Omar Haijawi-Pirchner, heute Leiter des Landeskriminalamts Niederösterreich, war damals der jüngste Mordermittler jener Beamten, die als Erste das Verlies von Josef F. betraten und die darin lebenden Kinder befreiten. „Es war ein Wahnsinn. Im Keller hat scheinbar jede Luft zum Atmen gefehlt, weil die Raumhöhe so gering war“, erinnerte sich Haijawi-Pirchner in einem früheren Interview mit den SN.
Heute leben die Kinder gemeinsam mit ihrer Mutter unter neuen Identitäten an einem geheimen Ort. Anders als im Fall Kampusch gab es nie Kontakt zu Medien. Auch wenn Rekordsummen für die ersten Fotos der Familie geboten wurden. Das Haus in der Ybbsstraße wurde verkauft, der Keller im Jahr 2013 zubetoniert.
F. selbst wurde 2009 wegen Mordes durch Unterlassung, Sklavenhandels, Freiheitsentziehung, Vergewaltigung, Blutschande und schwerer Nötigung zu einer lebenslangen Freiheitsstrafe verurteilt. Er befindet sich in der Justizanstalt Stein, einer Anstalt für geistig abnorme Rechtsbrecher. Und hat mittlerweile einen neuen Nachnamen angenommen.
Eine der Fragen, die auch zehn Jahre nach dem Verbrechen bleiben, lautet: Wie war es F. Idee möglich, 24 Jahre lang mit dieser „Schuld“zu leben? „Indem er eine sehr ausgeprägte Fähigkeit besaß, unterschiedliche Bereiche klar voneinander zu trennen. Er hatte die Fähigkeit, nicht an das Leben im Keller zu denken, wenn er heroben war. Es war dieses NichtWahrnehmen, wenn er nicht unmittelbar mit der Situation konfrontiert war“, erklärte Adelheid Kastner, Primarärztin der Klinik für Psychiatrie mit forensischem Schwerpunkt am Kepler-Universitätsklinikum Linz. Sie begutachtete Josef F. In sechs Gesprächen kam sie zu dem Schluss, dass F. „voll zurechnungsfähig“sei.
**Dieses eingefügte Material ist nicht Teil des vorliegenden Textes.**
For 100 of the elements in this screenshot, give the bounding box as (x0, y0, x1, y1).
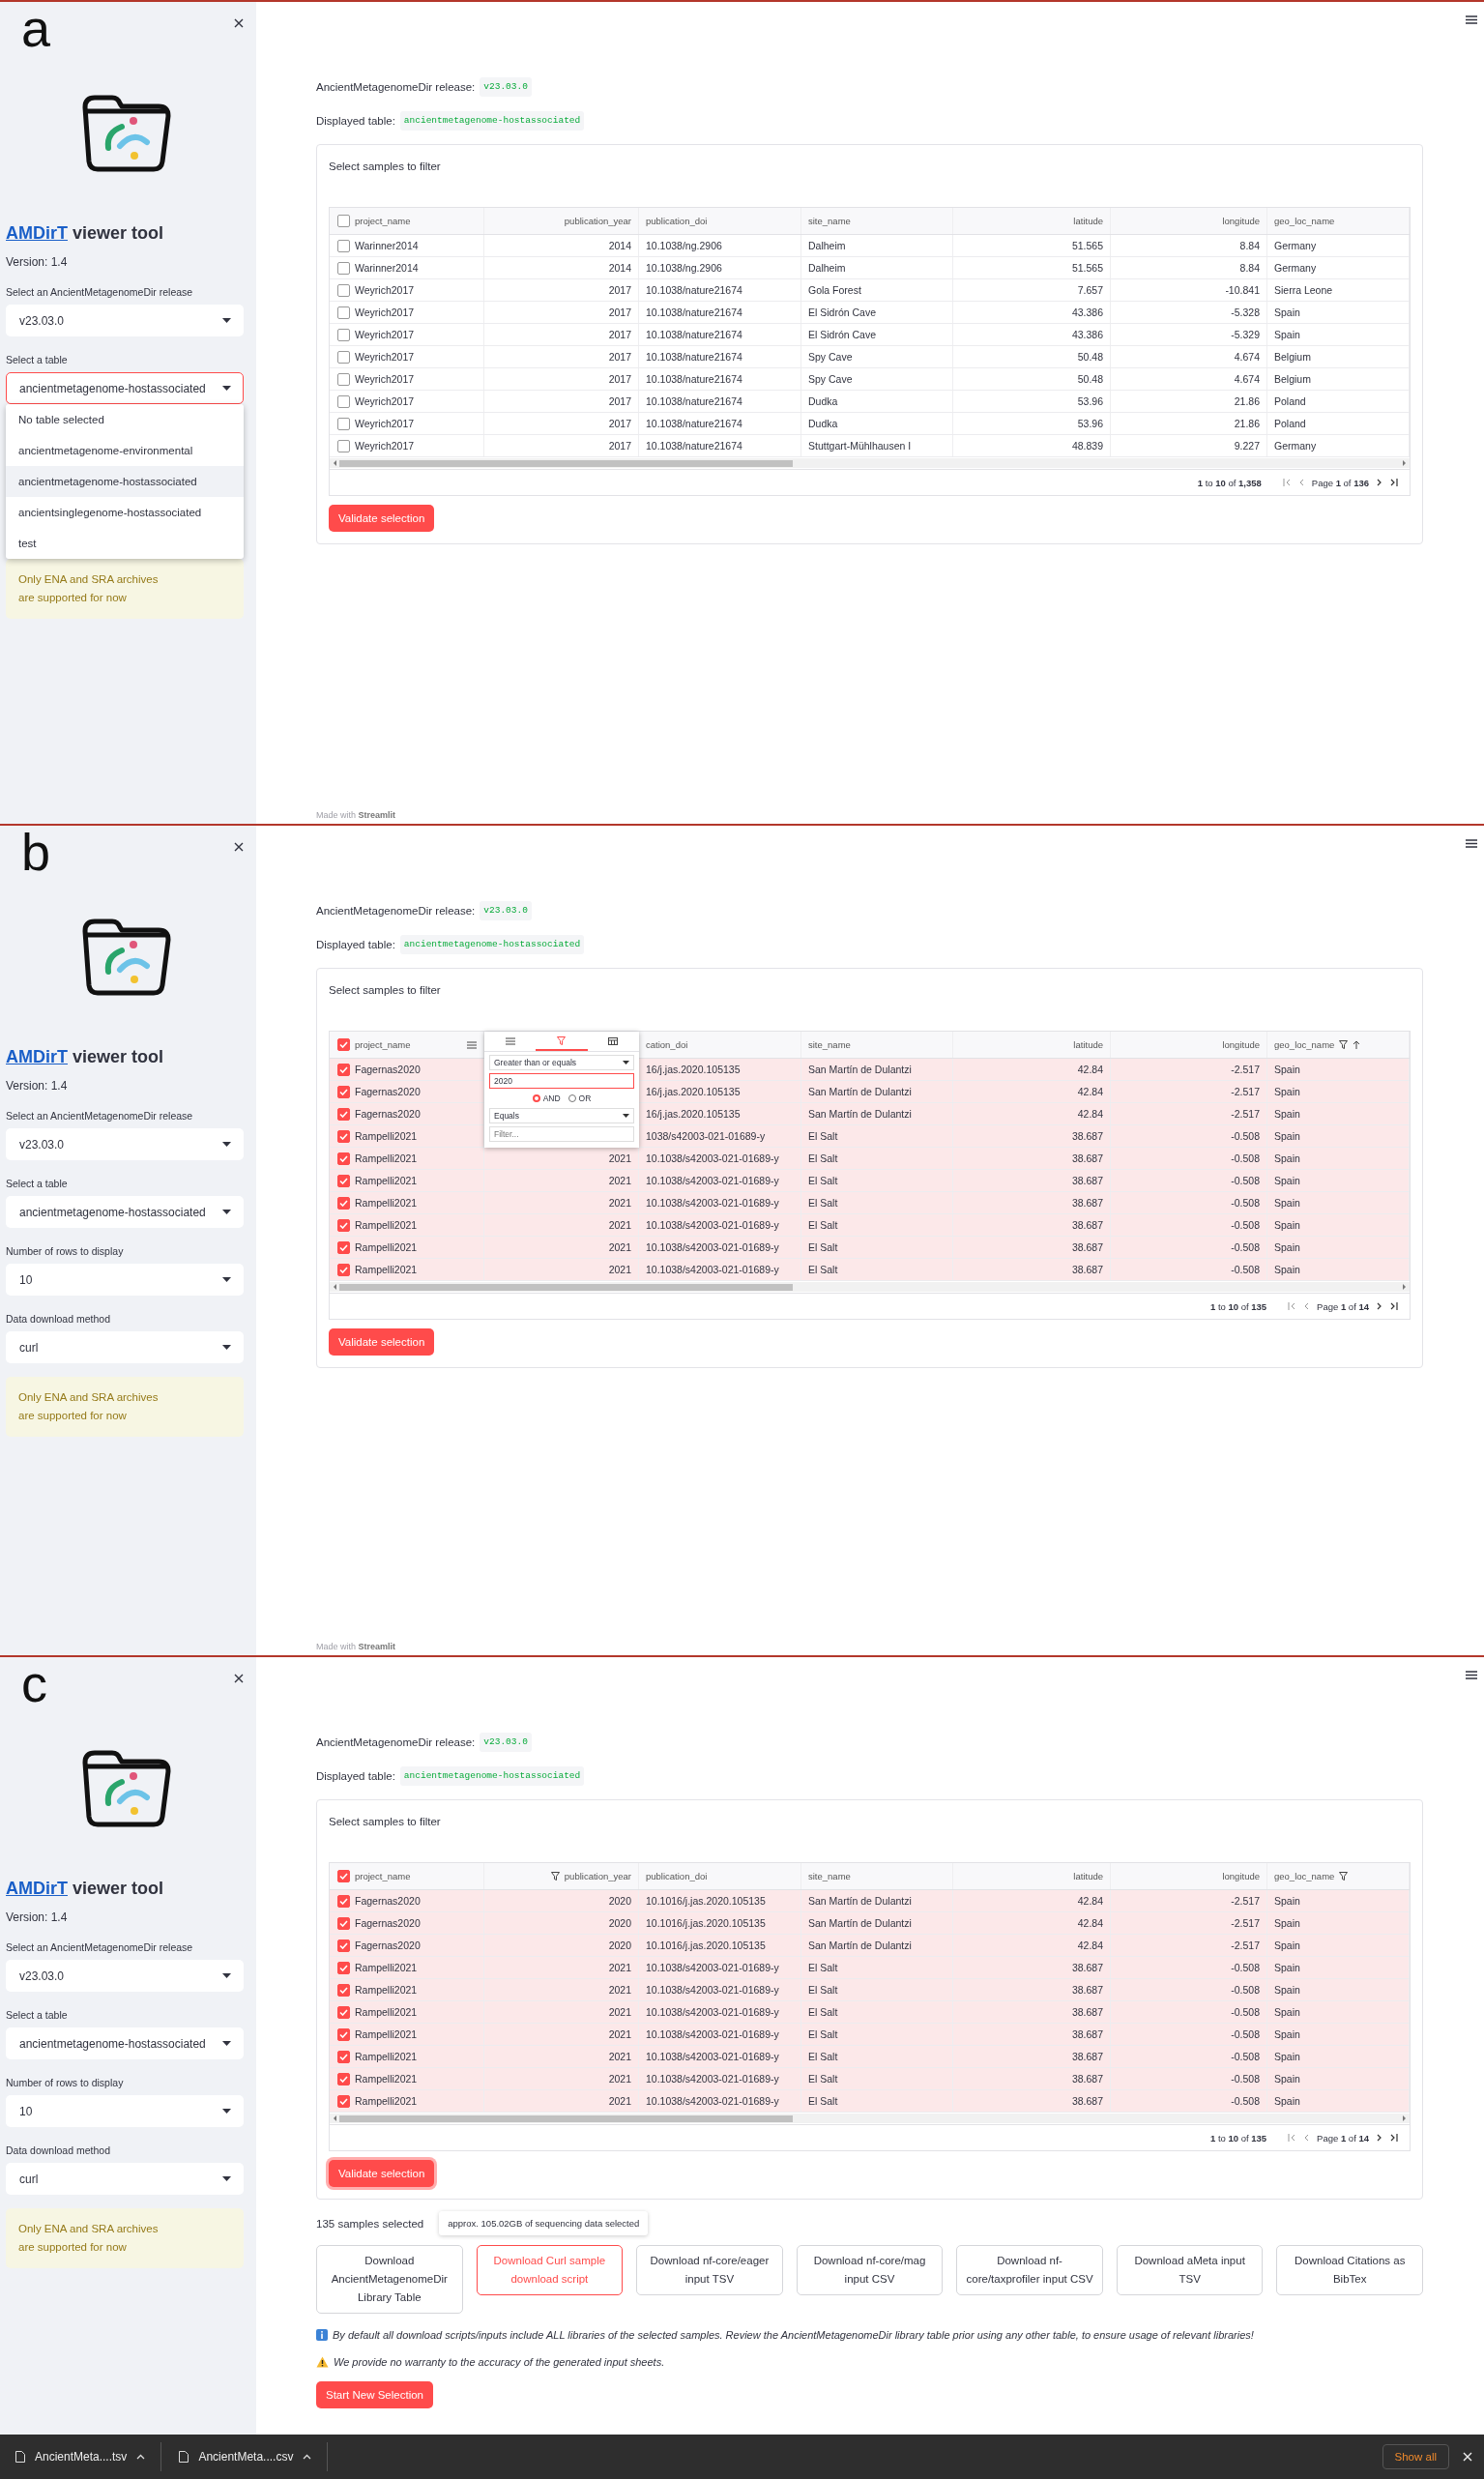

Und dann gibt es noch diese andere, zwingende Frage: Warum hat niemand – weder die Ehefrau von F. noch die Nachbarn noch Besucher – etwas von dem Verbrechen bemerkt? 21 Mal war die Jugendwohlfahrt zwischen 1993 – damals wurde das erste Baby „oben“abgelegt – und 2008 im Haus gewesen. Nie sei Ungewöhnliches bemerkt worden. All das in einem kleinen Ort wie Amstetten, wo jeder jeden kennt. Mitten am Land.
Die Antwort gab Psychiaterin Adelheid Kastner einst in einem SN-Interview. „Man sieht, was man weiß. Und was man sich nicht vorstellen kann, weiß man nicht.“
Zu einmalig, zu monströs, zu unbegreiflich war das, was sich 2008 in der Ybbsstraße zutrug.